06/06/2017
En el competitivo mundo del cuidado de la piel y el maquillaje, pocos nombres resuenan con tanta historia y prestigio como el de Erno Laszlo. Este visionario dermatólogo no solo trató a la realeza europea y a las estrellas más rutilantes de Hollywood, sino que también sentó las bases de un enfoque científico y personalizado que perdura hasta hoy. Su legado va más allá de simples productos; representa una filosofía sobre la salud y la belleza de la piel que continúa influyendo en la industria.

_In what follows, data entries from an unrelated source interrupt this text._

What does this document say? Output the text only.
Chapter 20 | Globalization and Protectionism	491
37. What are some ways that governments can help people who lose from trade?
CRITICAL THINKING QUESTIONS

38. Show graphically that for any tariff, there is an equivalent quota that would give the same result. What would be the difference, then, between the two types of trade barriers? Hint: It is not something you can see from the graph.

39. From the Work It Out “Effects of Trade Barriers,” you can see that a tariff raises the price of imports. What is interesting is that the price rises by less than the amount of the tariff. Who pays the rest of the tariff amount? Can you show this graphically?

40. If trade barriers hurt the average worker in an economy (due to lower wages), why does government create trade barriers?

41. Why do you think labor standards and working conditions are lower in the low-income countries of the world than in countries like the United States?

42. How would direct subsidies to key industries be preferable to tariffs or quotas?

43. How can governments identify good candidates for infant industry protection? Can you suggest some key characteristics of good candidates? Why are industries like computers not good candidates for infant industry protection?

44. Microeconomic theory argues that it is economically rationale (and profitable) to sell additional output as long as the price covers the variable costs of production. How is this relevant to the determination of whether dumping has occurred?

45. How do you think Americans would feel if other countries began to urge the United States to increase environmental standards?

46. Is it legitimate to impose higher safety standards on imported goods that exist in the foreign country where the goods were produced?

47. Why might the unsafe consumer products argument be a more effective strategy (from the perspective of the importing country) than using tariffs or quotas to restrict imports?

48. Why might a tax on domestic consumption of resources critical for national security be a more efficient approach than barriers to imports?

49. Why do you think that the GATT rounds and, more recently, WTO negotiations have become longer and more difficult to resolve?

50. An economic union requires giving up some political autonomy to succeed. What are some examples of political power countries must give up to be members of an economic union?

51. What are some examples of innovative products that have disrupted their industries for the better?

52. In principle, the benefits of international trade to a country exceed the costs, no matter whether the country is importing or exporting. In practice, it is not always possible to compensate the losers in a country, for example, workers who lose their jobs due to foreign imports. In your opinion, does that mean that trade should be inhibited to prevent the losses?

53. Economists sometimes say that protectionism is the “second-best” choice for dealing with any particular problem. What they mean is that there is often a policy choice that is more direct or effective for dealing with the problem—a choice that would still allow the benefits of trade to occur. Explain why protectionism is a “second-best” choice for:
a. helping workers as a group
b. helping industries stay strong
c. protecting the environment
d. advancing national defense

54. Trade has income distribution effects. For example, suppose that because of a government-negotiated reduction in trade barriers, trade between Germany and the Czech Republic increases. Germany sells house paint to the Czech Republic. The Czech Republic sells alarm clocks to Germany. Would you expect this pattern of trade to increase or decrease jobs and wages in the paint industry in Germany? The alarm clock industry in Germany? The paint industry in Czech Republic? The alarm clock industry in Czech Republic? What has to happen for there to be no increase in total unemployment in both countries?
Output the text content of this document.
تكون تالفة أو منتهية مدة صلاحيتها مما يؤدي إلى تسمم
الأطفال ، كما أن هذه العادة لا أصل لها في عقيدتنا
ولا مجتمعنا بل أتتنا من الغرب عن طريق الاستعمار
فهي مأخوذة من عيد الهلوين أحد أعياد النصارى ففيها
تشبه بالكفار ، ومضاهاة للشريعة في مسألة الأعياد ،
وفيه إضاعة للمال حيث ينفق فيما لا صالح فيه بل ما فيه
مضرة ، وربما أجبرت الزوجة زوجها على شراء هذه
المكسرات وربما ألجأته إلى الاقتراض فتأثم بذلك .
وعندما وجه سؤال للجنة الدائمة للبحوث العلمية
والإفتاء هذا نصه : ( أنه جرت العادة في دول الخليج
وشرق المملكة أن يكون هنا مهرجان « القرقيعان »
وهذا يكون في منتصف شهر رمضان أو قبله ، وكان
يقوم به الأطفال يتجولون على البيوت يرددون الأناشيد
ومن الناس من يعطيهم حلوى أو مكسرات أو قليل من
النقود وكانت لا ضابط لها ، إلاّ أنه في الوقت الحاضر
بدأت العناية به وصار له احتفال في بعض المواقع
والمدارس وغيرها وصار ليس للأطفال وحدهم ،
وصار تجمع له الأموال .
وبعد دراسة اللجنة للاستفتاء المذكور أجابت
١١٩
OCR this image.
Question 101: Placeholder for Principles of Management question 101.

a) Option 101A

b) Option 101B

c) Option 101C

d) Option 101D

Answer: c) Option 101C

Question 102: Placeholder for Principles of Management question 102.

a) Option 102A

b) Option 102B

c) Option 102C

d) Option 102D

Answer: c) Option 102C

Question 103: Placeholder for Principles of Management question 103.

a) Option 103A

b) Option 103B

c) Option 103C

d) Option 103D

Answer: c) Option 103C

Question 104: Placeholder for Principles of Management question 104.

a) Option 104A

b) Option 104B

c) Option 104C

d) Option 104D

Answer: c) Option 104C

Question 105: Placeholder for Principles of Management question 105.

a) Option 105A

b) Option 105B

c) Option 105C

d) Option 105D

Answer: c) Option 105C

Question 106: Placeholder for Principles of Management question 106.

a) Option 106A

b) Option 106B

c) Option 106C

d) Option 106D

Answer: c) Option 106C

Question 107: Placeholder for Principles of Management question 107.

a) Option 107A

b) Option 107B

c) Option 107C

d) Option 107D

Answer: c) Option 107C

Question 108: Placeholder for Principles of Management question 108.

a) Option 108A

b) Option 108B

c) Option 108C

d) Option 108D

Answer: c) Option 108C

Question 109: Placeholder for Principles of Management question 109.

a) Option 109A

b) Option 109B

Nacido como Ernő László en el Reino de Hungría el 11 de julio de 1897, creció en la vibrante ciudad de Budapest. Su camino hacia el cuidado de la piel comenzó con una sólida formación médica. Estudió patología y enfermedades de la piel en la Real Universidad Húngara de Ciencias Médicas en Budapest. Para perfeccionar sus conocimientos y habilidades, completó sus estudios clínicos en Berlín, Alemania, bajo la tutela de Max Joseph, una figura reconocida en el campo dermatológico de la época.
El Ascenso a la Fama en Europa
Con su formación completa, László estaba listo para aplicar sus conocimientos. En 1927, abrió su primer instituto en Budapest. Lo hizo junto a su hermano, William Laszlo, quien también era médico. El instituto fue nombrado Dr. Med. Instituto László para Cosmología Científica, un nombre que ya sugería un enfoque riguroso y basado en la ciencia para el cuidado de la piel y la cosmética.

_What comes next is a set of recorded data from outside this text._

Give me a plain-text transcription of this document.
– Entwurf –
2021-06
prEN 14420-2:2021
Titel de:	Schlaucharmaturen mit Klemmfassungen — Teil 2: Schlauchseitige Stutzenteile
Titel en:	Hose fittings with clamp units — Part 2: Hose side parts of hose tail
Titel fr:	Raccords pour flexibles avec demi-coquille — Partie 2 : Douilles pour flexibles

La fama de László no tardó en cruzar fronteras gracias a su éxito en el tratamiento de casos difíciles. Uno de los primeros fue el de la Princesa Stéphanie de Bélgica. La princesa sufría de un caso agudo de acné que había afectado significativamente su confianza en sí misma. László desarrolló una crema base especial para ella, que no solo mejoró la condición de su piel sino que también restauró su autoestima. Este tratamiento exitoso con una figura de la realeza europea le otorgó una considerable notoriedad.

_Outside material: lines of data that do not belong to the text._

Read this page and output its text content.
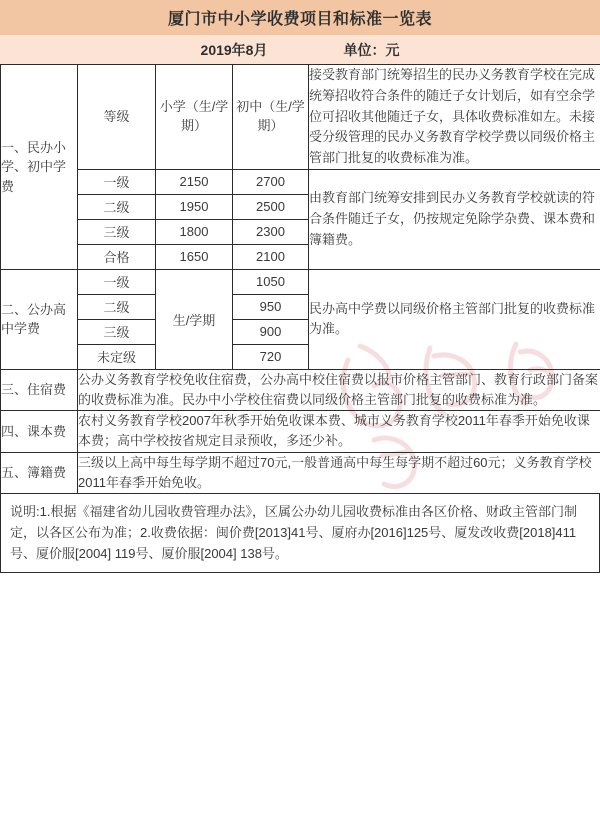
厦门市中小学收费项目和标准一览表
2019年8月	单位：元
一、民办小学、初中学费	等级	小学（生/学期）	初中（生/学期）	接受教育部门统筹招生的民办义务教育学校在完成统筹招收符合条件的随迁子女计划后，如有空余学位可招收其他随迁子女，具体收费标准如左。未接受分级管理的民办义务教育学校学费以同级价格主管部门批复的收费标准为准。
	一级	2150	2700	由教育部门统筹安排到民办义务教育学校就读的符合条件随迁子女，仍按规定免除学杂费、课本费和簿籍费。
	二级	1950	2500	
	三级	1800	2300	
	合格	1650	2100	
二、公办高中学费	一级	生/学期	1050	民办高中学费以同级价格主管部门批复的收费标准为准。
	二级		950	
	三级		900	
	未定级		720	
三、住宿费	公办义务教育学校免收住宿费，公办高中校住宿费以报市价格主管部门、教育行政部门备案的收费标准为准。民办中小学校住宿费以同级价格主管部门批复的收费标准为准。			
四、课本费	农村义务教育学校2007年秋季开始免收课本费、城市义务教育学校2011年春季开始免收课本费；高中学校按省规定目录预收，多还少补。			
五、簿籍费	三级以上高中每生每学期不超过70元,一般普通高中每生每学期不超过60元；义务教育学校2011年春季开始免收。			
说明:1.根据《福建省幼儿园收费管理办法》，区属公办幼儿园收费标准由各区价格、财政主管部门制定，以各区公布为准；2.收费依据：闽价费[2013]41号、厦府办[2016]125号、厦发改收费[2018]411号、厦价服[2004] 119号、厦价服[2004] 138号。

Su reputación se consolidó aún más después de que trató las cicatrices faciales de la actriz Frida Gombaszoegi. La actriz había sido herida por un disparo en la cara por un hombre al que había rechazado. La habilidad de László para tratar estas lesiones complejas demostró su destreza médica y su capacidad para abordar problemas de piel más allá de las afecciones comunes. Estos éxitos atrajeron la atención de la élite social y artística, y pronto, mujeres de todas las clases sociales deseaban consultar a László para obtener asesoramiento experto sobre el cuidado de su piel y el maquillaje.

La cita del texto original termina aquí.